Ai bambini di Negroland insegnavano che la maggioranza dei Negri avrebbe dovuto seguire il nostro esempio, e che invece fin troppi (per invidia o ignoranza) persistevano in comportamenti che favorivano il pregiudizio razziale. C’erano troppi Negri che mettevano in mostra le cose sbagliate: la voce alta, i modi sfrontati e appariscenti, il talento per la musica pop e il ballo, per lo sport piuttosto che per le discipline umanistiche e le scienze.
Figlia di un dottore e di una donna della buona società, Margo – in ordine, bambina prodigio, cheerleader, professoressa alla Columbia – è una delle cittadine onorarie di Negroland e da questa posizione racconta la storia della terza razza, mostrandone, per la prima volta, meccanismi ed egoismi, rivelando cosa significa essere privilegiati quando per la gran parte dei bianchi sarebbero rimasti, come le aveva insegnato da piccola sua madre, “negri come tutti gli altri”.
Qui troppo neri per i bianchi e troppo bianchi per i neri, gli abitanti di Negroland, discriminati e impossibilitati ad accedere alla vita pubblica del proprio paese e, allo stesso tempo, terrorizzati dal perdere il proprio status per poter lottare, si erano chiusi in se stessi e si erano detti “no, mi sono guadagnato il diritto di badare agli affari che mi consentono una vita agiata – di tener fede ai miei doveri professionali, alle mie aspirazioni sociali, alle responsabilità familiari.
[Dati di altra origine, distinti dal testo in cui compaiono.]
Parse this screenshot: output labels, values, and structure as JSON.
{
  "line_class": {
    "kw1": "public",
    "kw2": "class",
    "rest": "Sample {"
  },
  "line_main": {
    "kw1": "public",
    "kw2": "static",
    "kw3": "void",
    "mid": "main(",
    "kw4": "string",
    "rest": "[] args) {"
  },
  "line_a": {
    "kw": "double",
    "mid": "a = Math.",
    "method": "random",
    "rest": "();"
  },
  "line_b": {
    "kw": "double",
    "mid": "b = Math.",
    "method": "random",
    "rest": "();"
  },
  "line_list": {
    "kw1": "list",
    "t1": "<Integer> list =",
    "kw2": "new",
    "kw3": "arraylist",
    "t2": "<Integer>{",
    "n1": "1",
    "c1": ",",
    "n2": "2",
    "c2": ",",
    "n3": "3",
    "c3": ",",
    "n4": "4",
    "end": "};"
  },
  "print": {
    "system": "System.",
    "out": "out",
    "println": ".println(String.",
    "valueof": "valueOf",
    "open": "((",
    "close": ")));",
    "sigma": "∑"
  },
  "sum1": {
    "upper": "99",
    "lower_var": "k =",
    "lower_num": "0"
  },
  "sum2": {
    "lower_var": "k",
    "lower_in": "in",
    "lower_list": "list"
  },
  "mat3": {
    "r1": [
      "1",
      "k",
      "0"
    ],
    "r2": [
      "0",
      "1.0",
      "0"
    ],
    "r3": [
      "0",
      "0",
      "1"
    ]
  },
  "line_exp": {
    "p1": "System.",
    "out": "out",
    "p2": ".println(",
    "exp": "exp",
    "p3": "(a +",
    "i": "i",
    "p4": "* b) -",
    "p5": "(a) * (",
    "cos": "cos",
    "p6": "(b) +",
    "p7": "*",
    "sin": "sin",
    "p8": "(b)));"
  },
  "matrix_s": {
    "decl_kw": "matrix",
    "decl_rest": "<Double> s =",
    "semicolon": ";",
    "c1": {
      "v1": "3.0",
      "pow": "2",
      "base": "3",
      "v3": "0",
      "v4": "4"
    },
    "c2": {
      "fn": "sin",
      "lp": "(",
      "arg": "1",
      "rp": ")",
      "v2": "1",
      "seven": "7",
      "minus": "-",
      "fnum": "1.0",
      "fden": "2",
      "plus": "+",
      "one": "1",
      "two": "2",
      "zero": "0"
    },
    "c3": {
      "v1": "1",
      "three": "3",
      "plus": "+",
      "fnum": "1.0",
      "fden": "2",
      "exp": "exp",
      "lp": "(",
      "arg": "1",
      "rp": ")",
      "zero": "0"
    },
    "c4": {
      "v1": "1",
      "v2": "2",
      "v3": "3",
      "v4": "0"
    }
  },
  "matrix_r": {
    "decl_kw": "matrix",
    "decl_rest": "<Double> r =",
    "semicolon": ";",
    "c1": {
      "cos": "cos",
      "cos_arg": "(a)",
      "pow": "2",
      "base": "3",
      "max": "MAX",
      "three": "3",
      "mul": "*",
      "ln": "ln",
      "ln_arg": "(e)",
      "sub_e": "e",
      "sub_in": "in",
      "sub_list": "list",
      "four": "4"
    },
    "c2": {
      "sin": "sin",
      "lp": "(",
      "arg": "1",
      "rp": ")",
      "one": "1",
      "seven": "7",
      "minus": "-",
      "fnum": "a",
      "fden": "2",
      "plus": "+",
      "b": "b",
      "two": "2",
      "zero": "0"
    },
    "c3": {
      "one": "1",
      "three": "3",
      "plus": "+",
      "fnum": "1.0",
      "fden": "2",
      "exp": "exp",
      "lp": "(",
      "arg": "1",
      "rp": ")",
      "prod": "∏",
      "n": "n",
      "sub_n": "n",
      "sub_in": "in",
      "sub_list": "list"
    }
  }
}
Non voglio pensare costantemente a Loro come se fossero Noi”.
Attraverso un paziente e sottile lavoro di decostruzione delle categorie di “noi” e “loro”, Margo Jefferson, contemporaneamente donna, donna altoborghese e donna altoborghese afroamericana, cuce insieme queste schegge diseguali di esistenza, attraverso un testo frammentario, fatto di cambi di inquadratura, di ambientazione, attraverso un testo che parla di sé, di noi e degli altri, facendosi trovare sempre in una posizione diversa.
C’è una scena in Negroland che mi è rimasta particolarmente impressa. È quella in cui da bambina chiede a sua madre se la vostra sia una famiglia ricca. Questa domanda in realtà ne cela un’altra, è la domanda su come vi dovrebbero considerare gli altri, su come dovresti considerarti tu – è la domanda “chi sono io?” “Ci consideriamo Negri della classe elevata e al contempo americani dell’alta borghesia” ti aveva risposto tua madre, “ma per la gran parte della gente noi siamo ‘Negri come tutti gli altri’”. La riflessione su questa doppia identità è il cuore del suo memoir.
Non solo chi sono, ma anche chi desidero essere! E in realtà, perfino in quel momento la mia identità non era doppia, bensì tripla: mia madre mi aveva detto che eravamo considerati alta borghesia di colore, poi membri della classe media americana, ma che la gran parte dei bianchi voleva considerarci negri e chiudere così la questione. Ad ogni modo, sì, il mio libro affronta soprattutto la doppia identità.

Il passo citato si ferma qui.